= Nazmul Hoque Sarkar =

Pakistan lawyer and politician

Nazmul Hoque Sarkar was a lawyer, politician, and elected member of the National Assembly of Pakistan who was killed in the Bangladesh Liberation War in 1971 and is considered a martyr in Bangladesh.

==Early life==
Sarkar was born in Harirampur, Bagha Upazila, Rajshahi District, in 1937. He graduated from Kalidaskhali School in 1952 and from Rajshahi College in 1955. He afterwards completed his Bachelor of Law degree and joined the District Bar of Rajshahi.

==Career==
Sarkar served as the general secretary of the District Bar of Rajshahi for two consecutive terms.
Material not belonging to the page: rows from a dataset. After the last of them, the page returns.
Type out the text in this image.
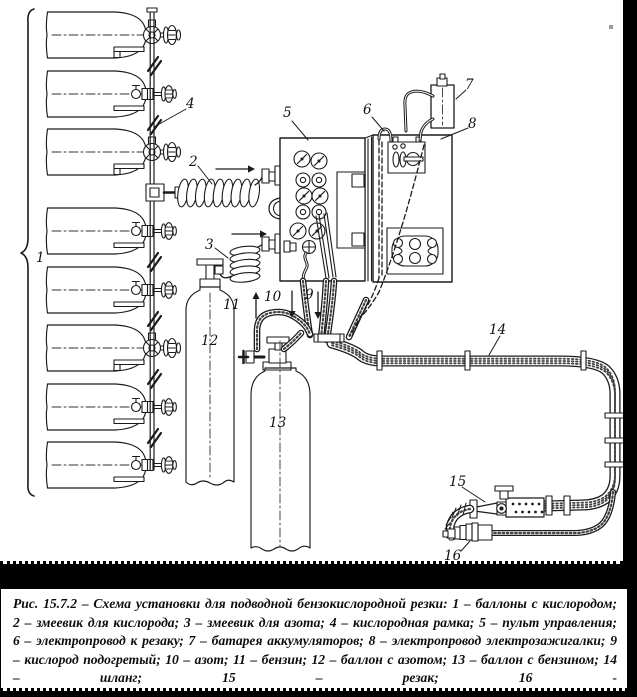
1
2
3
4
5	6
7
8
9
10
11
12
13
14
15
16

Рис. 15.7.2 – Схема установки для подводной бензокислородной резки: 1 – баллоны с кислородом; 2 – змеевик для кислорода; 3 – змеевик для азота; 4 – кислородная рамка; 5 – пульт управления; 6 – электропровод к резаку; 7 – батарея аккумуляторов; 8 – электропровод электрозажигалки; 9 – кислород подогретый; 10 – азот; 11 – бензин; 12 – баллон с азотом; 13 – баллон с бензином; 14 – шланг; 15 – резак; 16 -
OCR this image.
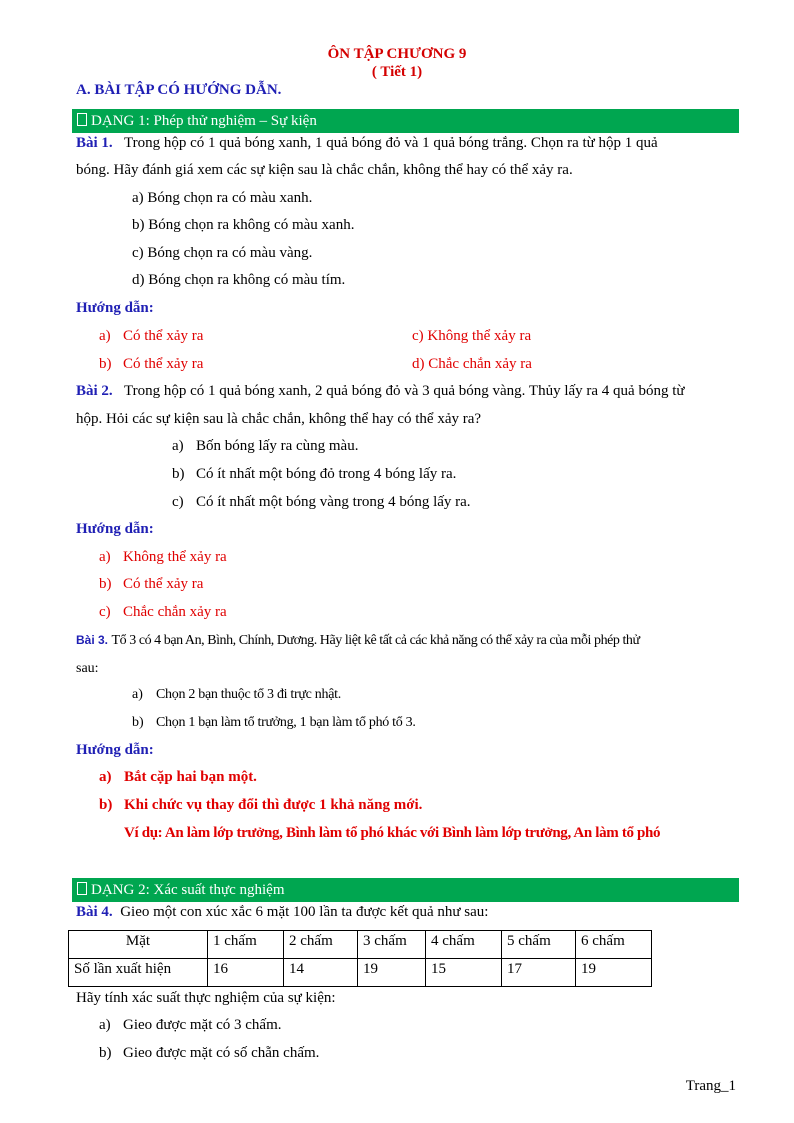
ÔN TẬP CHƯƠNG 9
( Tiết 1)
A. BÀI TẬP CÓ HƯỚNG DẪN.
DẠNG 1: Phép thử nghiệm – Sự kiện
Bài 1. Trong hộp có 1 quả bóng xanh, 1 quả bóng đỏ và 1 quả bóng trắng. Chọn ra từ hộp 1 quả
bóng. Hãy đánh giá xem các sự kiện sau là chắc chắn, không thể hay có thể xảy ra.
a) Bóng chọn ra có màu xanh.
b) Bóng chọn ra không có màu xanh.
c) Bóng chọn ra có màu vàng.
d) Bóng chọn ra không có màu tím.
Hướng dẫn:
a) Có thể xảy ra	c) Không thể xảy ra
b) Có thể xảy ra	d) Chắc chắn xảy ra
Bài 2. Trong hộp có 1 quả bóng xanh, 2 quả bóng đỏ và 3 quả bóng vàng. Thủy lấy ra 4 quả bóng từ
hộp. Hỏi các sự kiện sau là chắc chắn, không thể hay có thể xảy ra?
a) Bốn bóng lấy ra cùng màu.
b) Có ít nhất một bóng đỏ trong 4 bóng lấy ra.
c) Có ít nhất một bóng vàng trong 4 bóng lấy ra.
Hướng dẫn:
a) Không thể xảy ra
b) Có thể xảy ra
c) Chắc chắn xảy ra
Bài 3. Tổ 3 có 4 bạn An, Bình, Chính, Dương. Hãy liệt kê tất cả các khả năng có thể xảy ra của mỗi phép thử
sau:
a) Chọn 2 bạn thuộc tổ 3 đi trực nhật.
b) Chọn 1 bạn làm tổ trưởng, 1 bạn làm tổ phó tổ 3.
Hướng dẫn:
a) Bắt cặp hai bạn một.
b) Khi chức vụ thay đổi thì được 1 khả năng mới.
Ví dụ: An làm lớp trưởng, Bình làm tổ phó khác với Bình làm lớp trưởng, An làm tổ phó
DẠNG 2: Xác suất thực nghiệm
Bài 4. Gieo một con xúc xắc 6 mặt 100 lần ta được kết quả như sau:
Mặt	1 chấm	2 chấm	3 chấm	4 chấm	5 chấm	6 chấm
Số lần xuất hiện	16	14	19	15	17	19
Hãy tính xác suất thực nghiệm của sự kiện:
a) Gieo được mặt có 3 chấm.
b) Gieo được mặt có số chẵn chấm.
Trang_1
He joined the Dhaka High Court bar in 1966. He served as the Rajshahi District vice-president and later president of the Bangladesh Awami League. In 1970, he was elected to the National Assembly of Pakistan from Rajshahi-8 constituency on an Awami League ticket. He organized the non-cooperation movement in Rajshahi in 1971.

==Death==
On 25 March 1971, at the start of Operation Searchlight and the Bangladesh Liberation War, he was taken by the Pakistan Army and was never seen again. After the independence of Bangladesh, the government established Shaheed Nazmul Hoque High School in Kadirganj in Rajshahi district in 1972. The Bangladesh Post Office released commemorative postal stamps in his name on 14 November 1998.